Still, Apple did end up making some changes to its design last month in response to the controversy, as did RIM and Motorola. In fact, both sides ended up inching toward each other so much with their modifications that Apple's newly approved design is only different from RIM/Motorola's in minuscule ways. Both 4FF SIMs are the same dimensions on the outside, but RIM/Motorola's differs because it has a notch that would allow handsets to use "push-push" designs instead of sliding trays for the SIM cards. ("Push-push" allows you to push the SIM into the slot, and then push it again in order to get it to pop out.) (Update: this paragraph originally stated that Apple's design was the one with the notch, which was backwards. It has since been corrected.)

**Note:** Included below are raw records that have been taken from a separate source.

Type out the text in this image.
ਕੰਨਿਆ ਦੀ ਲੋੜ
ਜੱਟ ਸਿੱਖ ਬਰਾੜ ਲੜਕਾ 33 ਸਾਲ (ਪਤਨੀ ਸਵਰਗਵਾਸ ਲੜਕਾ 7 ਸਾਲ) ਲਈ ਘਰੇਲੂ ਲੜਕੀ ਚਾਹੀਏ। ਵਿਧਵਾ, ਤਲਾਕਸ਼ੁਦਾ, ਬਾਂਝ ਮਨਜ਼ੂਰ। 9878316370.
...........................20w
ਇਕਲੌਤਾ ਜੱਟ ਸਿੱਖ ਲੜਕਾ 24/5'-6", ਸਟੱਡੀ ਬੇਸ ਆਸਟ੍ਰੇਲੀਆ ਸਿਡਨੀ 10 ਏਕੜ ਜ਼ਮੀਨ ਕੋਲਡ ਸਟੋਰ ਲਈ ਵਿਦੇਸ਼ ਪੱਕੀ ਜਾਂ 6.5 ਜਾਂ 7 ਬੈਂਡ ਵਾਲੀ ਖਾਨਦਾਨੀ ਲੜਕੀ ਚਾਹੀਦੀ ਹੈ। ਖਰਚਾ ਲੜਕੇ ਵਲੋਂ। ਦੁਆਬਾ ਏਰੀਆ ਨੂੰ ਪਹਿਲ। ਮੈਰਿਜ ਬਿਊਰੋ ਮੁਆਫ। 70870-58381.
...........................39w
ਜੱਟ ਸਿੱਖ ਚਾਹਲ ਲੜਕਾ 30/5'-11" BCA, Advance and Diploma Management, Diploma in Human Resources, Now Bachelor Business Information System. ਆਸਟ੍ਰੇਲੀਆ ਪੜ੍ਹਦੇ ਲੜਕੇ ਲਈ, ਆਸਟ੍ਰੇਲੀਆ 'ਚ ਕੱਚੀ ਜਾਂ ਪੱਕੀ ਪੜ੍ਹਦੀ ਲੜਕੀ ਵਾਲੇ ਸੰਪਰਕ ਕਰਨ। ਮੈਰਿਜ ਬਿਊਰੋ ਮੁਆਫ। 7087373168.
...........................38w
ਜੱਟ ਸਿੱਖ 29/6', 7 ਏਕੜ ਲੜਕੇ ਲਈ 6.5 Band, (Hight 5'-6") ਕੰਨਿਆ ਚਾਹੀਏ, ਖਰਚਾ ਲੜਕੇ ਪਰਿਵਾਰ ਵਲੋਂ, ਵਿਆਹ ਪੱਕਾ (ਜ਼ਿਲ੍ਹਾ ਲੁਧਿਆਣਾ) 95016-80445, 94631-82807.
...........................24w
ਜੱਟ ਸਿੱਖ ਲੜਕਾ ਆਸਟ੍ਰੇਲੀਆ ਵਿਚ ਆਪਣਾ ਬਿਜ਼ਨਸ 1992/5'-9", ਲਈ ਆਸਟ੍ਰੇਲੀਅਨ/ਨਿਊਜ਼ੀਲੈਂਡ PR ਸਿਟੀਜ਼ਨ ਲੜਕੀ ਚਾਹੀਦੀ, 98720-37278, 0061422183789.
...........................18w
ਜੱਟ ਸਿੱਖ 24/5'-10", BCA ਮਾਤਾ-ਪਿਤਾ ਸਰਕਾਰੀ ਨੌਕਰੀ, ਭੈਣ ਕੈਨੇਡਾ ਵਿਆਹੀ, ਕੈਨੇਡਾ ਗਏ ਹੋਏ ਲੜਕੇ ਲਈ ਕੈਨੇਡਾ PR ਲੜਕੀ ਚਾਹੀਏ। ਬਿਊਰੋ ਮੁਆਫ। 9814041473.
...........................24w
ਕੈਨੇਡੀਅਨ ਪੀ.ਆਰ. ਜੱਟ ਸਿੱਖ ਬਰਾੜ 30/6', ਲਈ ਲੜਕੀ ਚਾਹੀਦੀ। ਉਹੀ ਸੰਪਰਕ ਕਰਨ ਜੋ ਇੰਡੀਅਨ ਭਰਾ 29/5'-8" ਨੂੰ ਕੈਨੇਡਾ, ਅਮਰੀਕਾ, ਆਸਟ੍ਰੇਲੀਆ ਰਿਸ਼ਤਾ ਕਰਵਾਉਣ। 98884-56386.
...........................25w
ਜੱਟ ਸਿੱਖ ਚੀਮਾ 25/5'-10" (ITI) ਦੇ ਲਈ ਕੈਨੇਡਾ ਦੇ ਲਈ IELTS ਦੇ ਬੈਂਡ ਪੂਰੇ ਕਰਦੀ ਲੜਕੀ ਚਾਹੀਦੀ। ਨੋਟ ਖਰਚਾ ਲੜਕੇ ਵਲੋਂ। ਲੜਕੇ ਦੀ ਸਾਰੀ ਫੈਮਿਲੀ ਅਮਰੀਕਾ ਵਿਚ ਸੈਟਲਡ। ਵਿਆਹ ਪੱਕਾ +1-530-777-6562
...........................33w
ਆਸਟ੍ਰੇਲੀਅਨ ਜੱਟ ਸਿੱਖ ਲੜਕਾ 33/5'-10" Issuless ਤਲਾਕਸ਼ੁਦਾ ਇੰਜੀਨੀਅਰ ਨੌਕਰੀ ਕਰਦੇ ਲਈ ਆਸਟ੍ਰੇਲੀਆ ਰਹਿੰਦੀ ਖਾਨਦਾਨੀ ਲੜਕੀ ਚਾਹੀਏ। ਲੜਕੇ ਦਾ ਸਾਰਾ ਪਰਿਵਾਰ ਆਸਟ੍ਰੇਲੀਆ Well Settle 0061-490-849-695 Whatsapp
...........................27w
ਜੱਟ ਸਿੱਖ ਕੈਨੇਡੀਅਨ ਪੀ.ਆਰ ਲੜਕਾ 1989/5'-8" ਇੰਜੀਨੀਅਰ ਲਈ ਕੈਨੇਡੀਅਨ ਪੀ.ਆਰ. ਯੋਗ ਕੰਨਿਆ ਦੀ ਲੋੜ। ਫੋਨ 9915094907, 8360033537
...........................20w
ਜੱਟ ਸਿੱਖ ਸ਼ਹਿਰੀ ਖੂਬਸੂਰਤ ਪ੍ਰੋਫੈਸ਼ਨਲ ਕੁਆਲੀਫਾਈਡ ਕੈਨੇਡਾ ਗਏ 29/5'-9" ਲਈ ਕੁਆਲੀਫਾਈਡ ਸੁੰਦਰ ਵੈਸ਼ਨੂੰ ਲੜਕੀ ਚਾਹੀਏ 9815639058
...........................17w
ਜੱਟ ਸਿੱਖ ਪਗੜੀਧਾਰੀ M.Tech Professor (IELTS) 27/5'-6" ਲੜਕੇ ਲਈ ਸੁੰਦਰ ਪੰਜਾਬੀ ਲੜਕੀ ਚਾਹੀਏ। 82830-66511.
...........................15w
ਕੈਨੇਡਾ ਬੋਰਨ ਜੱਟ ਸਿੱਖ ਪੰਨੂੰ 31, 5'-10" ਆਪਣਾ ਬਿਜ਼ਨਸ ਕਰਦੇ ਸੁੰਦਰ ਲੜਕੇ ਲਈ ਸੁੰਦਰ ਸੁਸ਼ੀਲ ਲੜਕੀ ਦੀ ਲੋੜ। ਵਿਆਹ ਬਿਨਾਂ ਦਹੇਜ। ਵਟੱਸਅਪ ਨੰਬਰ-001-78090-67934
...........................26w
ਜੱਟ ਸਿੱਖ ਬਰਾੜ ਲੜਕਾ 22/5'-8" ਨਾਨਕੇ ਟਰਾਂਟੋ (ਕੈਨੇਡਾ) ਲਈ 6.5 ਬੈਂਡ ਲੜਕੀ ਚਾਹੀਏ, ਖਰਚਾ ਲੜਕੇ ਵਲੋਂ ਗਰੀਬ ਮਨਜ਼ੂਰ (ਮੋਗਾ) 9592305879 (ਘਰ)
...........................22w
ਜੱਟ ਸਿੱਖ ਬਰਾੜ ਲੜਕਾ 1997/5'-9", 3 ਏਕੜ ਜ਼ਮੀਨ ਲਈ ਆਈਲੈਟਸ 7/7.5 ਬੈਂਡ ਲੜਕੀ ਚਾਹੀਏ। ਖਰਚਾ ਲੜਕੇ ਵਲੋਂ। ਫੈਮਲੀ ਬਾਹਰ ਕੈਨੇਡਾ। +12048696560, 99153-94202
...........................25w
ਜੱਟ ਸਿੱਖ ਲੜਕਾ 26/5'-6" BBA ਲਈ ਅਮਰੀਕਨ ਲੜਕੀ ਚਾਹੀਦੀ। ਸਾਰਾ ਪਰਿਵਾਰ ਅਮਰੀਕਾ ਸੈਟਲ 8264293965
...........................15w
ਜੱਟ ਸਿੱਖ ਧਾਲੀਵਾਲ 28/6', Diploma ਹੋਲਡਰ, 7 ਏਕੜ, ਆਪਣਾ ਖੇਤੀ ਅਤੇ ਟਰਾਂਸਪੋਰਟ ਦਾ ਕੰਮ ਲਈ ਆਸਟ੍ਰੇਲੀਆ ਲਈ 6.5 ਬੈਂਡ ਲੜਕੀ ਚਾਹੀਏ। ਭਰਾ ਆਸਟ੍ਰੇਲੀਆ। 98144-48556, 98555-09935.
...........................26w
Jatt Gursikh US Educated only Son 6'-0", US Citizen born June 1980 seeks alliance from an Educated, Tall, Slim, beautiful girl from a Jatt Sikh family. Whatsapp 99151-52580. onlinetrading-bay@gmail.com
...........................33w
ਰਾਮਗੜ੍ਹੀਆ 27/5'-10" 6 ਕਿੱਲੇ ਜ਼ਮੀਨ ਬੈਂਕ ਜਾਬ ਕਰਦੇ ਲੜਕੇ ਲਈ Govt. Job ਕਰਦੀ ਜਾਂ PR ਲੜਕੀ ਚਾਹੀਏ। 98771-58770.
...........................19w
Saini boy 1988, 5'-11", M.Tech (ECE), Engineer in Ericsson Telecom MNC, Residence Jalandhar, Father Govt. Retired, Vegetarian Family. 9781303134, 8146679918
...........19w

ETSI didn't specifically name Apple as the winner in its announcement on Friday, but as noted by Macworld, the winner of the ETSI decision was identified by a member of the committee, Giesecke & Devrient. ETSI has also declined to comment on how the decision was made, which is unfortunate since many argue that the notched design would have been superior to the tray design. "We now have an ETSI standardized format for 4FF," the group said in a statement to The Verge. "It's no longer a question of one company or another, the industry has collectively made a decision."

As for what the decision means for consumers, some will care about the shrinking SIM specifications and most others will remain completely oblivious. What most consumers will see in the coming years will be smaller and thinner handsets—as we know from various teardowns of popular smartphones, manufacturers tend to pack them as tightly as they can with components in order to keep physical size to a minimum. A 40-percent-smaller SIM means phone manufacturers can continue to reduce handset bulk, or even add newer components that might need a little more space.

As for Nokia, it seems the company has come around from its original position on Apple's design—sort of. "Nokia continues to believe that the selected nano-SIM proposal is technically inferior and not suitable for a number of applications, but the ETSI Smart Card Platform Technical Committee has now made its decision," the company said in a statement. "As Nokia believes that ETSI has taken steps to address Nokia's original concerns over the standardization process, we have advised ETSI that we are prepared to license any Nokia patents which are essential to implement the standard, on [fair, reasonable, and non-discriminatory] terms."